Telefondaki kişi, adının Mahir İkinci olduğunu, kendisine inanan bazı subayların –yazılarından etkilenerek– Mehdi’nin geleceği düşüncesiyle darbe yapmak istediklerini, bu konuyla ilgili kendisiyle görüşmek istediğini Galip’e söyler. Galip bunu kabul etmez ve telefonu kapatır. Celal’in evinde Celal ile Rüya’nın nerede olduklarını bulabileceğini düşünerek bir araştırmaya girişir. Celal araştırmaları sırasında Celal’in Mevlana hakkındaki düşüncelerini de öğrenir. Celal’in yazılarında başka şair ve yazarlardan alıntılar yaptığını anlayınca Celal’e karşı duyguları değişir. Araştırmaları sürerken Mahir İkinci, Galip’i (Celal’i) yine arar ve subaylarla ilgili kaygılarından yine bahseder ve mutlaka görüşmeleri gerektiğini söyler. Galip yine kabul etmez. Galip, araştırması sırasında Celal’in Hurufilik üzerine yaptığı araştırmaları okuya okuya sonunda insanların yüzündeki harfleri (işaretleri) çözmeye başladığını düşünür. Hurufilik ilgili okumalarını sürdürürken F.M. Üçüncü adlı bir kişinin yazdığı “Esrar–ı Huruf ve Esrar’ın Kaybı” adlı eser Galip’in ilgisini çeker. Galip eseri okuduktan sonra eserde her insanın yüzünde harfler olduğunu öğrendiği için kendi yüzüne de bakar ve yüzüne bir yabancının yüzü, bir metin gibi bakabildiği için, yüzünde apaçık beliren esrarı görebildiği için dehşete kapılır. Bu dehşetle her şey bir anda değişir. Bir anda Celal’in köşesi için yazı yazmaya başlar, 3 yazı yazar. Sonra bu yazıları bir gün

sonra gazeteye götürüp Celal’in yazıları diye teslim eder. Gazetede Celal’in rakiplerinden Neşati, Celal’in geçmişte darbecileri kendi çıkarları için kullandığını ve F.M.Üçüncü’nün yıllar sonra ilk defa yakın bir zamanda gazeteye uğradığını söyler. Galip gazeteden ayrılır.
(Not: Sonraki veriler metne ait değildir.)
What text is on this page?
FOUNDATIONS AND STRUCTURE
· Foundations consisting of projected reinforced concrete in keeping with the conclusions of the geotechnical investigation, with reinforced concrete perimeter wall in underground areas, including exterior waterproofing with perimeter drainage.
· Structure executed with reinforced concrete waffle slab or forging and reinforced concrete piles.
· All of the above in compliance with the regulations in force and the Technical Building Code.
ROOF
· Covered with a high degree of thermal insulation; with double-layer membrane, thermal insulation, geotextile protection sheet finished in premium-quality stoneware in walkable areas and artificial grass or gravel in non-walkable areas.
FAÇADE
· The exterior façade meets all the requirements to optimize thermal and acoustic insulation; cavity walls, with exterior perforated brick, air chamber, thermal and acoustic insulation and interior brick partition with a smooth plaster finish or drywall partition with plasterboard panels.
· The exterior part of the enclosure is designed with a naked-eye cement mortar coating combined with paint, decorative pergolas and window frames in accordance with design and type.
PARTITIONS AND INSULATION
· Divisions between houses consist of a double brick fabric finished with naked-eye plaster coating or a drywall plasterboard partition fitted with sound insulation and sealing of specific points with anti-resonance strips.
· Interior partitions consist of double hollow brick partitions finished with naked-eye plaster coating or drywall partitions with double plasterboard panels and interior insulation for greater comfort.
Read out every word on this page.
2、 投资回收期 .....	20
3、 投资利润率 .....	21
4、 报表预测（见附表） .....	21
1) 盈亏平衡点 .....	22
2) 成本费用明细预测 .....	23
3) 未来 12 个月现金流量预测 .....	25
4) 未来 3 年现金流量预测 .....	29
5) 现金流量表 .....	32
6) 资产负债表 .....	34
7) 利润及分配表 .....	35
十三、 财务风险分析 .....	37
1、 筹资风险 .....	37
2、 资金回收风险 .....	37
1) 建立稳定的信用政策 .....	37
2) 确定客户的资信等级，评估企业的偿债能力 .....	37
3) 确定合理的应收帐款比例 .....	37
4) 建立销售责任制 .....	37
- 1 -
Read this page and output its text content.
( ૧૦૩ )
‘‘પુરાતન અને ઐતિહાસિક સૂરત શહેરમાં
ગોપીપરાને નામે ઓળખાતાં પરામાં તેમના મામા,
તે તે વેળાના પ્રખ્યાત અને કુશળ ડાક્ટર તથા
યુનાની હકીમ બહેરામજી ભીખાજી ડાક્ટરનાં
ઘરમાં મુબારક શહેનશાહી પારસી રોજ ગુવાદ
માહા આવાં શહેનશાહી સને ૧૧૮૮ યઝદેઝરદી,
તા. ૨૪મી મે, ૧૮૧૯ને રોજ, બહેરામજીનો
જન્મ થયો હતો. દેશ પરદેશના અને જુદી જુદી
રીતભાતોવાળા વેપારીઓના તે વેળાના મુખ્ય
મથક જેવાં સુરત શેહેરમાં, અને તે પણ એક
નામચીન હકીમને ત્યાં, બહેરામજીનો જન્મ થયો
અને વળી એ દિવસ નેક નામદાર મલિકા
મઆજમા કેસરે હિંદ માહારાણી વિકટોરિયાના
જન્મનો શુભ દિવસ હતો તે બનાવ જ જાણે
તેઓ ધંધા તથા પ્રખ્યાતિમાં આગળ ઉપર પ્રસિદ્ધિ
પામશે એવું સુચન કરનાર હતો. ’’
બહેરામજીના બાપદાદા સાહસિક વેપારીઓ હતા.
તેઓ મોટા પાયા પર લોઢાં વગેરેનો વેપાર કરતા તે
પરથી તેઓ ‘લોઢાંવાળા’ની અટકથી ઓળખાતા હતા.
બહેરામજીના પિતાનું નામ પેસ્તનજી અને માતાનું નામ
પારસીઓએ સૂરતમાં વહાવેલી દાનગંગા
Uzun bir süre kendisini birinin takip ettiğini hissettiği için İstanbul sokaklarında amaçsızca gezinir, sonra Şehrikalp’e gelir. Evde önceden adının Mahir İkinci olduğunu söyleyen kişi yine arar. Bu seferki takma adının Mehmet, Fatih Mehmet olmasını istediğini söyleyerek Galip’e (Celal’e) kendisiyle mutlaka görüşmek istediğini söyler. Yazılarını yıllardır nasıl büyük bir şevkle takip ettiğini uzun uzun anlatır. Galip bu uzun konuşmanın ardından telefonu kapatır. Sabaha karşı uyandığında telefon yine çalar. Bir kadın en son Galip’in Rüya’ya yazdığı sevgi dolu yazının kendisiyle ilgili olduğunu düşündüğü için Celal’in (Celal, yazılarında bu tür çağrılar yaptığı için) kendisini çağırdığını zannetmiş ve Celal’le görüşmek istemiştir. Bu kadın (Emine) kocasına kısa bir ayrılık mektubu bırakarak kocasını terk etmiştir. Kadın Celal’in adresini sorar. Galip “adres” kelimesini telaffuz ettiğinde kadın, adresi vermemesi gerektiğini, birinin onu öldüreceğini haykırır. Bu kişi, onu Mahir İkinci ve Mehmet adlarıyla arayan kişidir. Bu kişi telefonu alır ve Galip’e (Celal’e) kendilerini kandırdığı için onu öldüreceğini söyler. Aynı kişi, kendisine kısacık bir veda mektubu bırakarak kendisini terk eden karısının peşinden bütün İstanbul’u gezdiğini, bir ipucu bulmak umuduyla amcasının oğlu Galip’i, o şehri amaçsızca gezerken takip ettiğini ve yine Galip’in hikâyeler anlatılan pavyona girdiğini kendisinin de orada bir hikâye anlattığını söyler. Süre giden konuşma sonunda her şey tatlıya bağlanır. Galip, telefondaki adamdan, kendisine (Celal’e) ait olan telefon numaralarını ve adreslerini ister; adam da verir. Bunun üzerine Galip bu çifte Alaaddin’in dükkânının önünde buluşma randevusu verir.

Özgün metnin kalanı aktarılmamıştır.